The key part is counting the bits that are the same in two numbers:

``````function compareBits(num1, num2) {
// score is the number of matching bits
var score = 0;
var mask = 1;
// create rotating mask to individually compare each of the lowest 32 bits
for (var i = 0; i < 32; i++) {
// if this bit has the same value, increase the score
if ((num1 & mask) === (num2 & mask)) {
++score;
}
// advance mask to next bit with shift left operator
}
return score;
}
``````

This is what I think is the simplest to understand implementation (not the fastest). Basically what it does is define a mask number with an initial value of `1`. When we logically AND the mask number with each of our values, we isolate a single bit in each number. We can then compare that remaining single bit to see if they are equal. If so, increase our score. Then, shift the mask left by one place so we can look at the next bit. Repeat that 32 times and we've compared each of the 32 bits, counting how many have the same value.

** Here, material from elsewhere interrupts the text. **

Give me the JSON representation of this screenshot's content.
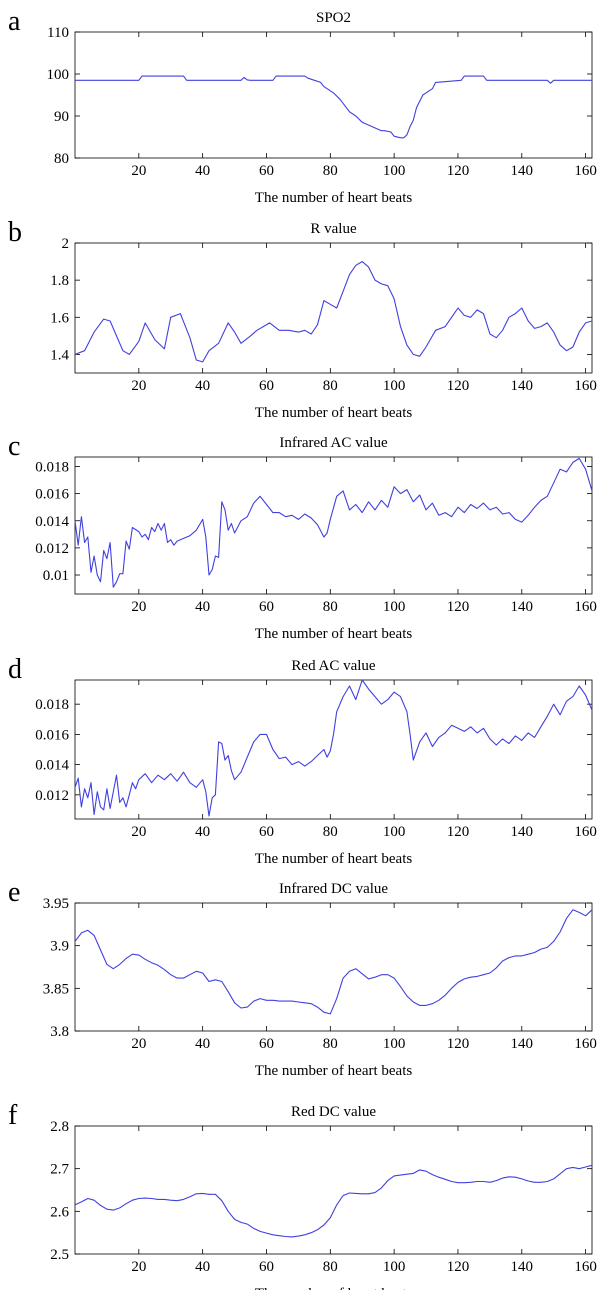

If you want to see how obtuse bit manipulation can get, here's a pretty fast algorithm called the Hamming weight implementation:

``````function countSimilarBitsHamming(num1, num2) {
// xor sets a bit to 0 if both are the same and 1 if different
// so if we xor and then negate, we get bits that are the same
var sameBits = ((~(num1 ^ num2)) & 0xFFFFFFFF) >>> 0;
sameBits = sameBits - ((sameBits >> 1) & 0x55555555);
sameBits = (sameBits & 0x33333333) + ((sameBits >> 2) & 0x33333333);
return (((sameBits + (sameBits >> 4)) & 0x0F0F0F0F) * 0x01010101) >> 24;
}
``````

Here's an even slower implementation, but the bit counting part is a simple string count:

``````function countBitsString(num1, num2) {
// xor sets a bit to 0 if both are the same and 1 if different
// so if we xor and then negate, we get bits that are the same
var sameBits = ((~(num1 ^ num2)) & 0xFFFFFFFF) >>> 0;
var str = sameBits.toString(2).replace(/0/g, "");
return str.length;
}
``````

Steps:

1. num1 XOR num2 - This generates a result where a bit is set to `0` if both corresponding bits in num1 and num2 had the same value or `1` if they were different values.
2. That XOR value is the inverse of what we want so we negate it with the `~` operator. Now we have a `1` wherever the two numbers had equal bits.
3. Because there are more than 32 bits in the negated value, we and it with the max 32-bit value to zero out the higher bits.
4. Then because Javascript only deals with signed values, but we want unsigned values, we use a trick of doing a zero fill right shift, but with a `0` shift value `>>> 0` and this will clear the sign bit.
5. Now there is a list of matching bits.
6. Then, a really simple way to count them is to convert to string represeantation of binary and remove the zeroes. All that will be left is the `1`s in the string so just see how long the string is and that's how many `1`s where in the string.